Vivem numa cidade no sul do país chamada Suedwa. Lá não tem guerra, mas na fronteira da cidade sim. Eles tentaram vir para cá, mas com a mudança de governo no Brasil ficou mais difícil. O Michel Temer começou a negar vistos. O interesse é manter os sírios sofrendo na Síria. Tem uma teoria assim: quando um país sofre um choque, se desestabiliza, os preços sobem, então o povo vai aceitar qualquer solução. Querem que a Síria seja dividida e continue lutando entre si.

Por que você escolheu o Paraná para viver?
Eu pesquisei bastante e achei que Curitiba era mais segura para se viver do que São Paulo, Rio de Janeiro e outras cidades. Quando cheguei, fui para um hotel. Tinha 72 dólares e gastei tudo no primeiro dia. Tive que pedir dinheiro para o meu irmão que mora em Londres, até conseguir arranjar uma casa, fiador, foi tudo uma tragédia.

Ninguém daqui te ajudou nesse começo, nem ONG?
Não, ninguém. Eu não sabia nem onde procurar. Eu tentava falar em inglês com as pessoas, aí encontrei uma que falava um pouco e começou a me ajudar. Olha, dá para fazer um filme sobre tudo isso. Comecei a procurar trabalho, mas sem falar a língua não tem como. Aí comecei a fazer os pães, que minha família sempre fazia. Comprei os materiais, fui fazendo, e deu certo.

Como você acha que os governos federal, estadual e municipal poderiam ajudar os refugiados?
Demora muito para o Brasil mudar o visto de turismo para de refúgio. Nesse tempo a pessoa fica desamparada. Então seria interessante alguma ajuda com moradia. Sem ser campo de refugiados, que considero humilhação. Não são frangos, são humanos. Também seria interessante uma ajuda bancária mínima para quem chega sem nada. Até porque o Brasil foi feito pelo imigrante e refugiado.

Chegou a perder alguma coisa por causa da guerra?
Muitos amigos morreram. Não é fácil falar disso. Mas eu acredito que não são os sírios que fizeram isso no nosso país. É uma guerra internacional na nossa terra.

O sr. enxerga fim para a guerra?
O conflito só vai terminar com um acordo internacional. Mas não sei como isso será possível sem prejuízo ao povo sírio.

Qual sua avaliação da cobertura da mídia sobre o conflito?
Muito ruim. Por exemplo, a imprensa mostra uma luta em uma certa cidade. Mas essa luta acontece em uma rua, não na cidade inteira. A mídia mostra como se o país inteiro estivesse pegando fogo. Ajudam a criar uma crise nacional e internacional.
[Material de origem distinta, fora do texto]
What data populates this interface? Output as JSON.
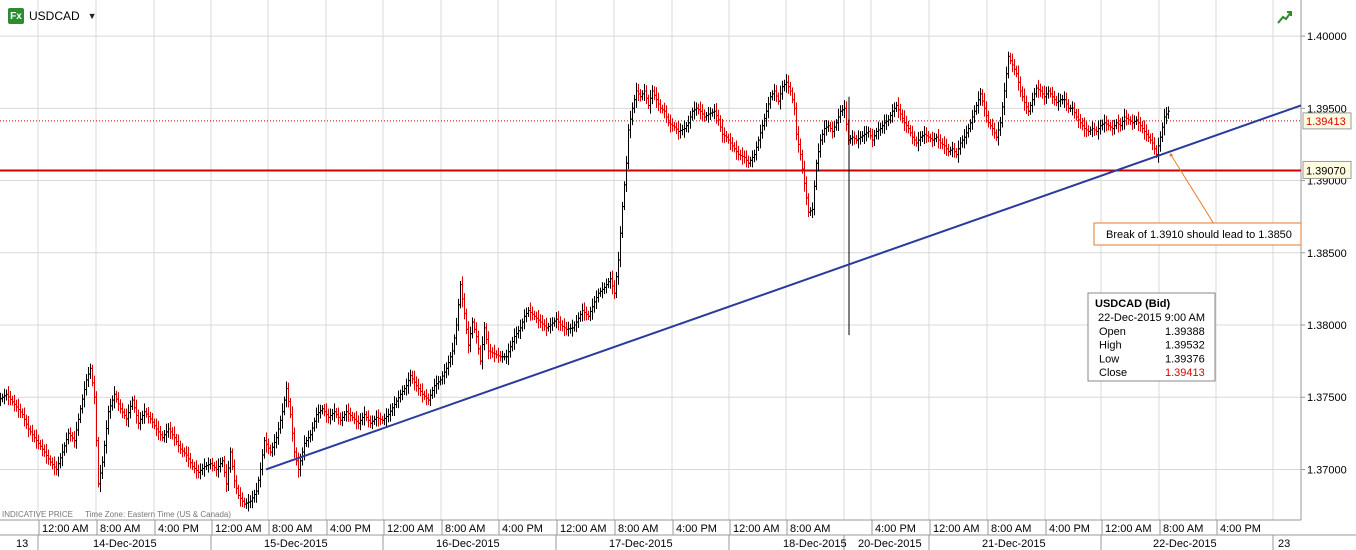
{
  "header": {
    "symbol": "USDCAD",
    "fx_badge": "Fx"
  },
  "footer": {
    "indicative": "INDICATIVE PRICE",
    "timezone": "Time Zone: Eastern Time (US & Canada)"
  },
  "price_levels": {
    "last_price": "1.39413",
    "support": "1.39070",
    "support_value": 1.3907,
    "last_value": 1.39413
  },
  "annotation": "Break of 1.3910 should lead to 1.3850",
  "info_box": {
    "title": "USDCAD (Bid)",
    "datetime": "22-Dec-2015 9:00 AM",
    "rows": [
      {
        "label": "Open",
        "value": "1.39388"
      },
      {
        "label": "High",
        "value": "1.39532"
      },
      {
        "label": "Low",
        "value": "1.39376"
      },
      {
        "label": "Close",
        "value": "1.39413"
      }
    ]
  },
  "colors": {
    "up": "#000000",
    "down": "#dd0000",
    "trendline": "#2b3a9c",
    "support": "#cc0000",
    "annotation": "#e87a2d",
    "grid": "#d8d8d8"
  },
  "chart_data": {
    "type": "ohlc",
    "symbol": "USDCAD",
    "ylim": [
      1.3665,
      1.4025
    ],
    "y_ticks": [
      "1.40000",
      "1.39500",
      "1.39000",
      "1.38500",
      "1.38000",
      "1.37500",
      "1.37000"
    ],
    "time_labels": [
      "12:00 AM",
      "8:00 AM",
      "4:00 PM",
      "12:00 AM",
      "8:00 AM",
      "4:00 PM",
      "12:00 AM",
      "8:00 AM",
      "4:00 PM",
      "12:00 AM",
      "8:00 AM",
      "4:00 PM",
      "12:00 AM",
      "8:00 AM",
      "4:00 PM",
      "12:00 AM",
      "8:00 AM",
      "4:00 PM",
      "12:00 AM",
      "8:00 AM",
      "4:00 PM"
    ],
    "date_labels": [
      "13",
      "14-Dec-2015",
      "15-Dec-2015",
      "16-Dec-2015",
      "17-Dec-2015",
      "18-Dec-2015",
      "20-Dec-2015",
      "21-Dec-2015",
      "22-Dec-2015",
      "23"
    ],
    "trendline": {
      "start": [
        "15-Dec-2015 8:00 AM",
        1.37
      ],
      "end": [
        "22-Dec-2015",
        1.3952
      ]
    },
    "horizontal_lines": [
      {
        "value": 1.3907,
        "label": "1.39070"
      },
      {
        "value": 1.39413,
        "label": "1.39413"
      }
    ],
    "path": [
      [
        0,
        1.3748
      ],
      [
        8,
        1.3752
      ],
      [
        16,
        1.3745
      ],
      [
        24,
        1.3738
      ],
      [
        30,
        1.3728
      ],
      [
        38,
        1.372
      ],
      [
        46,
        1.3712
      ],
      [
        52,
        1.3705
      ],
      [
        58,
        1.37
      ],
      [
        64,
        1.3712
      ],
      [
        70,
        1.3725
      ],
      [
        76,
        1.372
      ],
      [
        82,
        1.3742
      ],
      [
        88,
        1.3762
      ],
      [
        92,
        1.377
      ],
      [
        96,
        1.375
      ],
      [
        100,
        1.369
      ],
      [
        104,
        1.3705
      ],
      [
        110,
        1.374
      ],
      [
        116,
        1.3752
      ],
      [
        122,
        1.3742
      ],
      [
        128,
        1.3735
      ],
      [
        134,
        1.3748
      ],
      [
        140,
        1.3732
      ],
      [
        146,
        1.374
      ],
      [
        152,
        1.3735
      ],
      [
        158,
        1.3728
      ],
      [
        164,
        1.3722
      ],
      [
        170,
        1.3728
      ],
      [
        176,
        1.3722
      ],
      [
        182,
        1.3714
      ],
      [
        188,
        1.371
      ],
      [
        194,
        1.3702
      ],
      [
        200,
        1.3698
      ],
      [
        206,
        1.3702
      ],
      [
        212,
        1.3704
      ],
      [
        218,
        1.37
      ],
      [
        224,
        1.3706
      ],
      [
        228,
        1.369
      ],
      [
        232,
        1.3712
      ],
      [
        236,
        1.3692
      ],
      [
        240,
        1.3682
      ],
      [
        246,
        1.3676
      ],
      [
        252,
        1.3678
      ],
      [
        258,
        1.3685
      ],
      [
        262,
        1.37
      ],
      [
        266,
        1.372
      ],
      [
        272,
        1.3712
      ],
      [
        278,
        1.3722
      ],
      [
        284,
        1.374
      ],
      [
        288,
        1.3756
      ],
      [
        292,
        1.3738
      ],
      [
        296,
        1.3712
      ],
      [
        300,
        1.37
      ],
      [
        306,
        1.3718
      ],
      [
        312,
        1.3724
      ],
      [
        318,
        1.3738
      ],
      [
        324,
        1.3742
      ],
      [
        330,
        1.3736
      ],
      [
        336,
        1.374
      ],
      [
        342,
        1.3734
      ],
      [
        348,
        1.374
      ],
      [
        354,
        1.3736
      ],
      [
        360,
        1.3732
      ],
      [
        366,
        1.3738
      ],
      [
        372,
        1.3732
      ],
      [
        378,
        1.3736
      ],
      [
        384,
        1.3734
      ],
      [
        390,
        1.3738
      ],
      [
        396,
        1.3745
      ],
      [
        402,
        1.3752
      ],
      [
        408,
        1.3758
      ],
      [
        412,
        1.3765
      ],
      [
        418,
        1.3758
      ],
      [
        424,
        1.3752
      ],
      [
        430,
        1.3748
      ],
      [
        436,
        1.3758
      ],
      [
        442,
        1.3762
      ],
      [
        448,
        1.377
      ],
      [
        454,
        1.3782
      ],
      [
        458,
        1.38
      ],
      [
        462,
        1.3828
      ],
      [
        466,
        1.3808
      ],
      [
        470,
        1.3786
      ],
      [
        474,
        1.3802
      ],
      [
        478,
        1.3792
      ],
      [
        482,
        1.3775
      ],
      [
        486,
        1.3798
      ],
      [
        490,
        1.3782
      ],
      [
        496,
        1.378
      ],
      [
        502,
        1.3778
      ],
      [
        508,
        1.3778
      ],
      [
        512,
        1.3785
      ],
      [
        516,
        1.3792
      ],
      [
        522,
        1.3798
      ],
      [
        526,
        1.3806
      ],
      [
        530,
        1.381
      ],
      [
        536,
        1.3806
      ],
      [
        542,
        1.3802
      ],
      [
        548,
        1.3798
      ],
      [
        552,
        1.38
      ],
      [
        558,
        1.3804
      ],
      [
        562,
        1.38
      ],
      [
        568,
        1.3797
      ],
      [
        574,
        1.3798
      ],
      [
        578,
        1.3802
      ],
      [
        584,
        1.381
      ],
      [
        590,
        1.3806
      ],
      [
        596,
        1.3816
      ],
      [
        600,
        1.3822
      ],
      [
        606,
        1.3826
      ],
      [
        612,
        1.3832
      ],
      [
        616,
        1.3822
      ],
      [
        620,
        1.3845
      ],
      [
        624,
        1.3882
      ],
      [
        628,
        1.3912
      ],
      [
        630,
        1.3935
      ],
      [
        634,
        1.395
      ],
      [
        638,
        1.3962
      ],
      [
        642,
        1.3958
      ],
      [
        646,
        1.3962
      ],
      [
        650,
        1.3952
      ],
      [
        654,
        1.3962
      ],
      [
        658,
        1.3956
      ],
      [
        662,
        1.395
      ],
      [
        666,
        1.3948
      ],
      [
        670,
        1.394
      ],
      [
        676,
        1.3937
      ],
      [
        680,
        1.3934
      ],
      [
        686,
        1.3936
      ],
      [
        690,
        1.394
      ],
      [
        694,
        1.3948
      ],
      [
        698,
        1.395
      ],
      [
        702,
        1.3948
      ],
      [
        706,
        1.3944
      ],
      [
        710,
        1.3946
      ],
      [
        716,
        1.3948
      ],
      [
        720,
        1.3942
      ],
      [
        724,
        1.3932
      ],
      [
        728,
        1.393
      ],
      [
        732,
        1.3926
      ],
      [
        736,
        1.3922
      ],
      [
        740,
        1.3918
      ],
      [
        746,
        1.3916
      ],
      [
        750,
        1.3912
      ],
      [
        756,
        1.3918
      ],
      [
        760,
        1.3928
      ],
      [
        764,
        1.3938
      ],
      [
        768,
        1.3948
      ],
      [
        772,
        1.3958
      ],
      [
        776,
        1.3962
      ],
      [
        780,
        1.3955
      ],
      [
        784,
        1.3965
      ],
      [
        788,
        1.3968
      ],
      [
        792,
        1.3962
      ],
      [
        796,
        1.395
      ],
      [
        798,
        1.3932
      ],
      [
        802,
        1.3918
      ],
      [
        806,
        1.3898
      ],
      [
        810,
        1.3878
      ],
      [
        814,
        1.388
      ],
      [
        818,
        1.3912
      ],
      [
        822,
        1.3928
      ],
      [
        826,
        1.3936
      ],
      [
        830,
        1.3938
      ],
      [
        834,
        1.3934
      ],
      [
        838,
        1.394
      ],
      [
        842,
        1.3948
      ],
      [
        846,
        1.395
      ],
      [
        850,
        1.3928
      ],
      [
        854,
        1.393
      ],
      [
        858,
        1.3928
      ],
      [
        862,
        1.393
      ],
      [
        866,
        1.3932
      ],
      [
        870,
        1.3934
      ],
      [
        874,
        1.3928
      ],
      [
        878,
        1.3934
      ],
      [
        882,
        1.3936
      ],
      [
        886,
        1.394
      ],
      [
        890,
        1.3942
      ],
      [
        894,
        1.3948
      ],
      [
        898,
        1.3952
      ],
      [
        902,
        1.3946
      ],
      [
        906,
        1.394
      ],
      [
        910,
        1.3936
      ],
      [
        914,
        1.393
      ],
      [
        918,
        1.3926
      ],
      [
        922,
        1.393
      ],
      [
        926,
        1.3932
      ],
      [
        930,
        1.393
      ],
      [
        934,
        1.3928
      ],
      [
        938,
        1.393
      ],
      [
        942,
        1.3926
      ],
      [
        946,
        1.3924
      ],
      [
        950,
        1.392
      ],
      [
        954,
        1.3922
      ],
      [
        958,
        1.3918
      ],
      [
        962,
        1.3926
      ],
      [
        966,
        1.393
      ],
      [
        970,
        1.3936
      ],
      [
        974,
        1.3944
      ],
      [
        978,
        1.3952
      ],
      [
        982,
        1.396
      ],
      [
        986,
        1.395
      ],
      [
        990,
        1.394
      ],
      [
        994,
        1.3936
      ],
      [
        998,
        1.393
      ],
      [
        1002,
        1.394
      ],
      [
        1006,
        1.3962
      ],
      [
        1010,
        1.3986
      ],
      [
        1014,
        1.398
      ],
      [
        1018,
        1.3974
      ],
      [
        1022,
        1.3962
      ],
      [
        1026,
        1.3954
      ],
      [
        1030,
        1.3948
      ],
      [
        1034,
        1.3956
      ],
      [
        1038,
        1.3964
      ],
      [
        1042,
        1.3962
      ],
      [
        1046,
        1.3958
      ],
      [
        1050,
        1.3962
      ],
      [
        1054,
        1.3958
      ],
      [
        1058,
        1.3954
      ],
      [
        1062,
        1.3956
      ],
      [
        1066,
        1.3956
      ],
      [
        1070,
        1.395
      ],
      [
        1074,
        1.395
      ],
      [
        1078,
        1.3944
      ],
      [
        1082,
        1.394
      ],
      [
        1086,
        1.3936
      ],
      [
        1090,
        1.3934
      ],
      [
        1094,
        1.3936
      ],
      [
        1098,
        1.3934
      ],
      [
        1102,
        1.3938
      ],
      [
        1106,
        1.394
      ],
      [
        1110,
        1.3938
      ],
      [
        1114,
        1.3936
      ],
      [
        1118,
        1.394
      ],
      [
        1122,
        1.3938
      ],
      [
        1126,
        1.3944
      ],
      [
        1130,
        1.3942
      ],
      [
        1134,
        1.394
      ],
      [
        1138,
        1.3942
      ],
      [
        1142,
        1.3938
      ],
      [
        1146,
        1.3934
      ],
      [
        1150,
        1.393
      ],
      [
        1154,
        1.3926
      ],
      [
        1158,
        1.3918
      ],
      [
        1162,
        1.393
      ],
      [
        1166,
        1.3944
      ],
      [
        1170,
        1.3948
      ]
    ],
    "spikes": [
      {
        "x": 849,
        "high": 1.3958,
        "low": 1.3793,
        "color": "black"
      }
    ]
  }
}
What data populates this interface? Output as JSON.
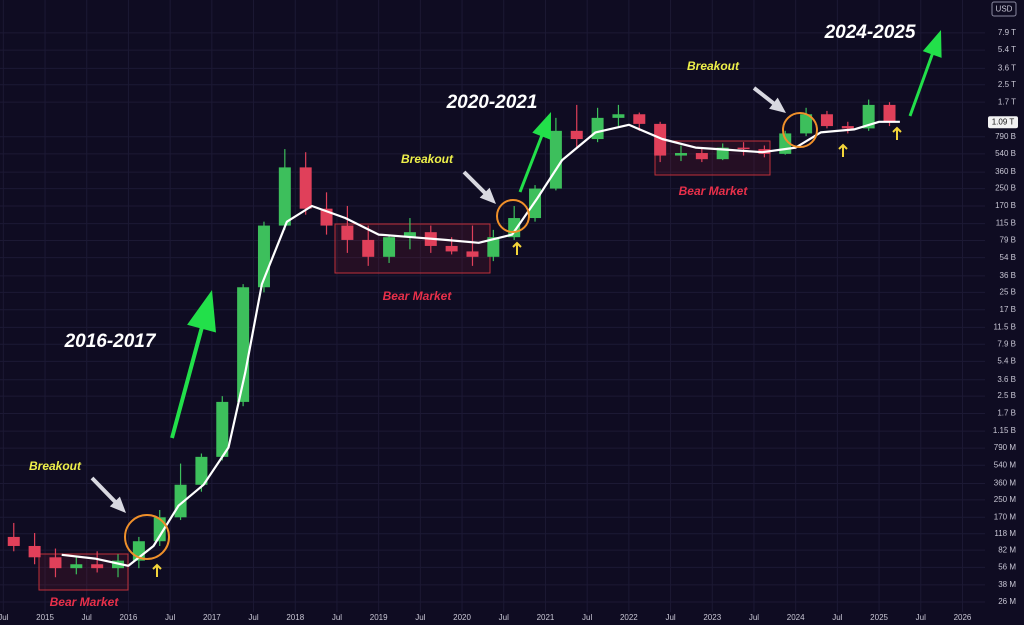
{
  "chart_data": {
    "type": "candlestick",
    "currency": "USD",
    "log_scale": true,
    "grid": true,
    "up_color": "#3dbf5c",
    "down_color": "#e0405a",
    "xlim": [
      2014.46,
      2026.27
    ],
    "ylim": [
      20800000,
      16400000000000
    ],
    "xticks": [
      {
        "value": 2014.5,
        "label": "Jul"
      },
      2015,
      {
        "value": 2015.5,
        "label": "Jul"
      },
      2016,
      {
        "value": 2016.5,
        "label": "Jul"
      },
      2017,
      {
        "value": 2017.5,
        "label": "Jul"
      },
      2018,
      {
        "value": 2018.5,
        "label": "Jul"
      },
      2019,
      {
        "value": 2019.5,
        "label": "Jul"
      },
      2020,
      {
        "value": 2020.5,
        "label": "Jul"
      },
      2021,
      {
        "value": 2021.5,
        "label": "Jul"
      },
      2022,
      {
        "value": 2022.5,
        "label": "Jul"
      },
      2023,
      {
        "value": 2023.5,
        "label": "Jul"
      },
      2024,
      {
        "value": 2024.5,
        "label": "Jul"
      },
      2025,
      {
        "value": 2025.5,
        "label": "Jul"
      },
      2026
    ],
    "yticks": [
      {
        "value": 7900000000000,
        "label": "7.9 T"
      },
      {
        "value": 5400000000000,
        "label": "5.4 T"
      },
      {
        "value": 3600000000000,
        "label": "3.6 T"
      },
      {
        "value": 2500000000000,
        "label": "2.5 T"
      },
      {
        "value": 1700000000000,
        "label": "1.7 T"
      },
      {
        "value": 790000000000,
        "label": "790 B"
      },
      {
        "value": 540000000000,
        "label": "540 B"
      },
      {
        "value": 360000000000,
        "label": "360 B"
      },
      {
        "value": 250000000000,
        "label": "250 B"
      },
      {
        "value": 170000000000,
        "label": "170 B"
      },
      {
        "value": 115000000000,
        "label": "115 B"
      },
      {
        "value": 79000000000,
        "label": "79 B"
      },
      {
        "value": 54000000000,
        "label": "54 B"
      },
      {
        "value": 36000000000,
        "label": "36 B"
      },
      {
        "value": 25000000000,
        "label": "25 B"
      },
      {
        "value": 17000000000,
        "label": "17 B"
      },
      {
        "value": 11500000000,
        "label": "11.5 B"
      },
      {
        "value": 7900000000,
        "label": "7.9 B"
      },
      {
        "value": 5400000000,
        "label": "5.4 B"
      },
      {
        "value": 3600000000,
        "label": "3.6 B"
      },
      {
        "value": 2500000000,
        "label": "2.5 B"
      },
      {
        "value": 1700000000,
        "label": "1.7 B"
      },
      {
        "value": 1150000000,
        "label": "1.15 B"
      },
      {
        "value": 790000000,
        "label": "790 M"
      },
      {
        "value": 540000000,
        "label": "540 M"
      },
      {
        "value": 360000000,
        "label": "360 M"
      },
      {
        "value": 250000000,
        "label": "250 M"
      },
      {
        "value": 170000000,
        "label": "170 M"
      },
      {
        "value": 118000000,
        "label": "118 M"
      },
      {
        "value": 82000000,
        "label": "82 M"
      },
      {
        "value": 56000000,
        "label": "56 M"
      },
      {
        "value": 38000000,
        "label": "38 M"
      },
      {
        "value": 26000000,
        "label": "26 M"
      }
    ],
    "current_price": {
      "value": 1090000000000,
      "label": "1.09 T"
    },
    "x": [
      2014.625,
      2014.875,
      2015.125,
      2015.375,
      2015.625,
      2015.875,
      2016.125,
      2016.375,
      2016.625,
      2016.875,
      2017.125,
      2017.375,
      2017.625,
      2017.875,
      2018.125,
      2018.375,
      2018.625,
      2018.875,
      2019.125,
      2019.375,
      2019.625,
      2019.875,
      2020.125,
      2020.375,
      2020.625,
      2020.875,
      2021.125,
      2021.375,
      2021.625,
      2021.875,
      2022.125,
      2022.375,
      2022.625,
      2022.875,
      2023.125,
      2023.375,
      2023.625,
      2023.875,
      2024.125,
      2024.375,
      2024.625,
      2024.875,
      2025.125
    ],
    "open": [
      110000000,
      90000000,
      70000000,
      55000000,
      60000000,
      55000000,
      65000000,
      100000000,
      170000000,
      350000000,
      650000000,
      2200000000,
      28000000000,
      110000000000,
      400000000000,
      160000000000,
      110000000000,
      80000000000,
      55000000000,
      85000000000,
      95000000000,
      70000000000,
      62000000000,
      55000000000,
      85000000000,
      130000000000,
      250000000000,
      900000000000,
      750000000000,
      1200000000000,
      1300000000000,
      1050000000000,
      520000000000,
      550000000000,
      480000000000,
      620000000000,
      600000000000,
      540000000000,
      850000000000,
      1300000000000,
      1000000000000,
      950000000000,
      1600000000000
    ],
    "high": [
      150000000,
      120000000,
      85000000,
      70000000,
      80000000,
      75000000,
      110000000,
      200000000,
      560000000,
      700000000,
      2500000000,
      30000000000,
      120000000000,
      600000000000,
      560000000000,
      230000000000,
      170000000000,
      110000000000,
      90000000000,
      130000000000,
      110000000000,
      85000000000,
      110000000000,
      100000000000,
      170000000000,
      270000000000,
      1200000000000,
      1600000000000,
      1500000000000,
      1600000000000,
      1350000000000,
      1100000000000,
      650000000000,
      620000000000,
      680000000000,
      700000000000,
      650000000000,
      900000000000,
      1500000000000,
      1400000000000,
      1100000000000,
      1800000000000,
      1700000000000
    ],
    "low": [
      80000000,
      60000000,
      45000000,
      48000000,
      50000000,
      45000000,
      55000000,
      90000000,
      160000000,
      300000000,
      600000000,
      2000000000,
      25000000000,
      100000000000,
      140000000000,
      90000000000,
      60000000000,
      45000000000,
      48000000000,
      65000000000,
      60000000000,
      58000000000,
      45000000000,
      50000000000,
      80000000000,
      120000000000,
      240000000000,
      600000000000,
      700000000000,
      1000000000000,
      900000000000,
      450000000000,
      460000000000,
      450000000000,
      470000000000,
      520000000000,
      500000000000,
      530000000000,
      800000000000,
      950000000000,
      850000000000,
      900000000000,
      1000000000000
    ],
    "close": [
      90000000,
      70000000,
      55000000,
      60000000,
      55000000,
      65000000,
      100000000,
      170000000,
      350000000,
      650000000,
      2200000000,
      28000000000,
      110000000000,
      400000000000,
      160000000000,
      110000000000,
      80000000000,
      55000000000,
      85000000000,
      95000000000,
      70000000000,
      62000000000,
      55000000000,
      85000000000,
      130000000000,
      250000000000,
      900000000000,
      750000000000,
      1200000000000,
      1300000000000,
      1050000000000,
      520000000000,
      550000000000,
      480000000000,
      620000000000,
      600000000000,
      540000000000,
      850000000000,
      1300000000000,
      1000000000000,
      950000000000,
      1600000000000,
      1090000000000
    ],
    "moving_average": {
      "color": "#ffffff",
      "x": [
        2015.2,
        2015.6,
        2016.0,
        2016.3,
        2016.6,
        2016.9,
        2017.2,
        2017.4,
        2017.6,
        2017.9,
        2018.2,
        2018.6,
        2019.0,
        2019.4,
        2019.8,
        2020.2,
        2020.6,
        2020.9,
        2021.2,
        2021.6,
        2022.0,
        2022.4,
        2022.8,
        2023.2,
        2023.6,
        2024.0,
        2024.3,
        2024.7,
        2025.0,
        2025.25
      ],
      "values": [
        74000000,
        68000000,
        58000000,
        90000000,
        220000000,
        350000000,
        800000000,
        4200000000,
        30000000000,
        120000000000,
        170000000000,
        130000000000,
        90000000000,
        85000000000,
        80000000000,
        75000000000,
        90000000000,
        200000000000,
        470000000000,
        870000000000,
        1030000000000,
        750000000000,
        620000000000,
        590000000000,
        560000000000,
        620000000000,
        870000000000,
        930000000000,
        1100000000000,
        1100000000000
      ]
    },
    "annotations": {
      "periods": [
        "2016-2017",
        "2020-2021",
        "2024-2025"
      ],
      "breakouts": [
        "Breakout",
        "Breakout",
        "Breakout"
      ],
      "bear_markets": [
        "Bear Market",
        "Bear Market",
        "Bear Market"
      ]
    }
  }
}
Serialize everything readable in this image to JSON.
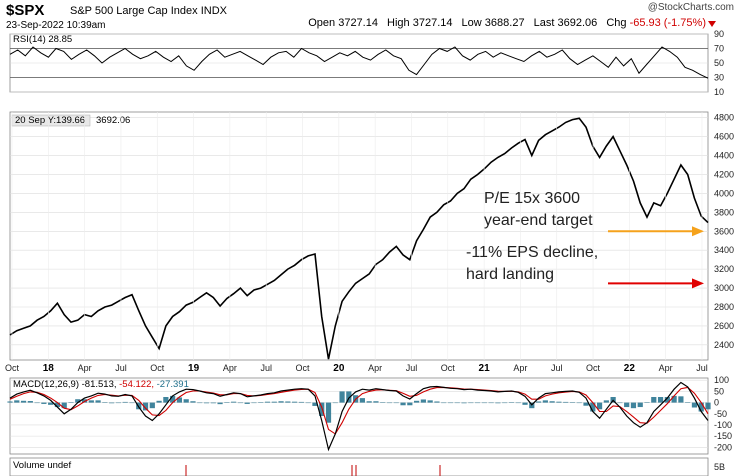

O sr. sente preconceito pela associação de árabes como terroristas?
Na Europa se sente muito isso. Aqui no Brasil, o preconceito é mais forte com haitianos, por causa do tom de pele. Na ONG que eu trabalho a gente vê isso. Mas eu também já senti. Uma vez teve uma piada de uma funcionária da prefeitura. Ela perguntou se eu era brasileiro, disse que era da Síria, aí ela fez o gesto de ir para trás, como se eu estivesse carregando bombas. Brincadeira sem graça (risos). Mas tudo bem, não posso reclamar.